16. As regards A-2 we have grave doubt of his participation in the crime. Admittedly, he had no motive to kill any of the deceased or to attack PW-4. He did not come at 9.00 p.m. on June 4, 1984 to the liquor shop for drinking. There is no recovery of gandasa from him, though he was arrested alongwith A-1 and A-3. The doubt whether A-2 was likely to be a participant in the commission of this grave crime of four deaths has not been removed from our minds. It is undoubtedly true that PW-4 had stated that A-2 attacked him with the gandasa but when he was attacked while he was fleeing for life the possibility of mistaken identity of A-2 to A-3 cannot be ruled out. We make it clear that we are not doubting the veracity of PW-4. In these circumstances A-2 is entitled to the benefit. Accordingly,we hold that A-1 and A-3 have shared common intention, they had motive to kill the deceased. They came together, killed the sleeping innocent four persons D-1 to D-4 and also attempted to kill PW-4.
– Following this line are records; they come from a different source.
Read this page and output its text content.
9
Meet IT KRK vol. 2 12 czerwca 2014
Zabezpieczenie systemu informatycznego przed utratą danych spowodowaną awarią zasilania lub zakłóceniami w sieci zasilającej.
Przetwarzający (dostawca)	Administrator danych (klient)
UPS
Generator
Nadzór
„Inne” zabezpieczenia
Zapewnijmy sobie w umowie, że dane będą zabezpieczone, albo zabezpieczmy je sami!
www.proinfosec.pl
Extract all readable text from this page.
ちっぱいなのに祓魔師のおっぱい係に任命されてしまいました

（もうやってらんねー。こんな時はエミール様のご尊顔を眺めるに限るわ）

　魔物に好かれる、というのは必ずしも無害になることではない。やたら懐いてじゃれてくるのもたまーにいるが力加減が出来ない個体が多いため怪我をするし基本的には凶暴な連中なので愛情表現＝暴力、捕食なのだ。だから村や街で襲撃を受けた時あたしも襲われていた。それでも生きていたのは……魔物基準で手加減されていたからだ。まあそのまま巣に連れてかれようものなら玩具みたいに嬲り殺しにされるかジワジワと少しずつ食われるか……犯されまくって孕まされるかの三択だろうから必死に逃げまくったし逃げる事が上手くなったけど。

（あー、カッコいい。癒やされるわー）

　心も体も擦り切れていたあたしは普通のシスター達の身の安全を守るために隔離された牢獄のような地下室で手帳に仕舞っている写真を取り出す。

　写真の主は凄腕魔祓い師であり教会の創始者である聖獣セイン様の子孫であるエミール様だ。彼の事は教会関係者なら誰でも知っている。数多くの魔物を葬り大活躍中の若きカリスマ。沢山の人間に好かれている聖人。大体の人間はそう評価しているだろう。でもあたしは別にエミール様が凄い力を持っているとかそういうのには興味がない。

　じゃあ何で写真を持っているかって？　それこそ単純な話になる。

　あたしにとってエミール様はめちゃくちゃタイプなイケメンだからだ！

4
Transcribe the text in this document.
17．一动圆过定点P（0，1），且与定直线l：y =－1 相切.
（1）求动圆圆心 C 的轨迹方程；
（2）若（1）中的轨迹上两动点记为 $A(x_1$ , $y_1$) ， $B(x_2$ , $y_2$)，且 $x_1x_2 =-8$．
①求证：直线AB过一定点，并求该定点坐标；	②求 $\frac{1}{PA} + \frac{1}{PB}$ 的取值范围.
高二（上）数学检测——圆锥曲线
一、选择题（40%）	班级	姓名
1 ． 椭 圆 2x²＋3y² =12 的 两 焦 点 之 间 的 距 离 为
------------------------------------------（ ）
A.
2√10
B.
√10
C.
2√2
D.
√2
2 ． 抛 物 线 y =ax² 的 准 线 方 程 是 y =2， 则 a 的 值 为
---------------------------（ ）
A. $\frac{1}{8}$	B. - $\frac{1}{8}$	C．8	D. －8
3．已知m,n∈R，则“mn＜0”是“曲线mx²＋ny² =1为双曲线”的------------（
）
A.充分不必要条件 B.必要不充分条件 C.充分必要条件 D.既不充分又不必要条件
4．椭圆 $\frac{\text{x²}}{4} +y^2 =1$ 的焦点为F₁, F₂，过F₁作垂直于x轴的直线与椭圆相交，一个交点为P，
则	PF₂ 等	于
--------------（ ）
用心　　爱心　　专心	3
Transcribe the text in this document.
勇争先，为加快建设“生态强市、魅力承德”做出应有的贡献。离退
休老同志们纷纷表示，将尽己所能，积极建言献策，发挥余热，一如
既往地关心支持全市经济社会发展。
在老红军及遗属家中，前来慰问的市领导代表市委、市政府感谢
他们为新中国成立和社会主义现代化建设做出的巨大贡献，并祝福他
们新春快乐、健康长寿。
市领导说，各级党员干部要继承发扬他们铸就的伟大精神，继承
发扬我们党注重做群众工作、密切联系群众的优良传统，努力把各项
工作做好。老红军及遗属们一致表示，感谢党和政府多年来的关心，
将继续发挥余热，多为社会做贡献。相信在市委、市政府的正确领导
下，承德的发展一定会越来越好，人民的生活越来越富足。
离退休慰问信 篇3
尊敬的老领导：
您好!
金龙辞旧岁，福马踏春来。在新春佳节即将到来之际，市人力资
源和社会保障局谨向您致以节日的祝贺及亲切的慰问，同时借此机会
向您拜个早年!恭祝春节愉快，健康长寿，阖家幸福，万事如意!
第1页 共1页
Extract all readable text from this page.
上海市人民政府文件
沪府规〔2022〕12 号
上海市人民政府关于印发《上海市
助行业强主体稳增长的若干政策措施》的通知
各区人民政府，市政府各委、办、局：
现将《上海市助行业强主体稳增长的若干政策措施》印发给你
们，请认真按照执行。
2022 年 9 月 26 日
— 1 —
17. Accordingly, we hold that A-1 committed the offence of murder of D-1 and D-2 punishable under s.302; D-3 and D-4’s under s.302 read with s.34 I.P.C. and attempt of murder of PW-4 punishable under s.307 read with s.34, I.P.C. A-3 shared the common intention with A-1 and also committed the said offences under s.302 read with s. 34; s. 307 read with s.34I.P.C. A-3 was given the minimum sentence of imprisonment of life. The sentences were directed to run concurrently.
18. On finding that the accused committed the charged offences, s.235(2) of the Code empowers the Judge that he shall pass sentence on him according to law on hearing him. Hearing contemplated is not confined merely to oral hearing but also intended to afford an opportunity to the prosecution as well as the accused to place before the Court facts and material relating to various factors on the question of sentence and if interested by either side to have evidence adduced to show mitigating circumstances to impose a lesser sentence or aggravating grounds to impose death penalty. Therefore, sufficient time must be given to the accused or the prosecution on the question of sentence, to show the grounds on which the prosecution may plead or the accused may show that the maximum sentence of death may be the appropriate sentence or the minimum sentence of life imprisonment may be awarded, as the case may be. No doubt the accused declined to adduce oral evidence. But it does not prevent to show the grounds to impose lesser sentence on A-1. This court in the aforestated Allauddin and Anguswamy’s cases held that the sentence awarded on the same day of finding guilt is not in accordance with the law. That would normally have the effect of remanding the case to the Special Court for reconsideration. But in the view of the fact that A-1 was in incarceration for long term of six years from the date of conviction, in our considered view it needs no remand for further evidence. It is sufficient that the sentence of death awarded to A-1 is converted into rigorous imprisonment for life. The sentences of death is accordingly modified and A-1 is sentenced to undergo rigorous imprisonment for life for causing the deaths of all four deceased. The conviction of A-1 for attempt to murder PW-4 and sentence of five years’ rigorous imprisonment is also upheld and all the sentences would run concurrently. A-2 is acquitted of all charges. The bail bonds are cancelled. He shall be set at liberty unless he is required in any other case.
19. The appeal is allowed only to the above extent.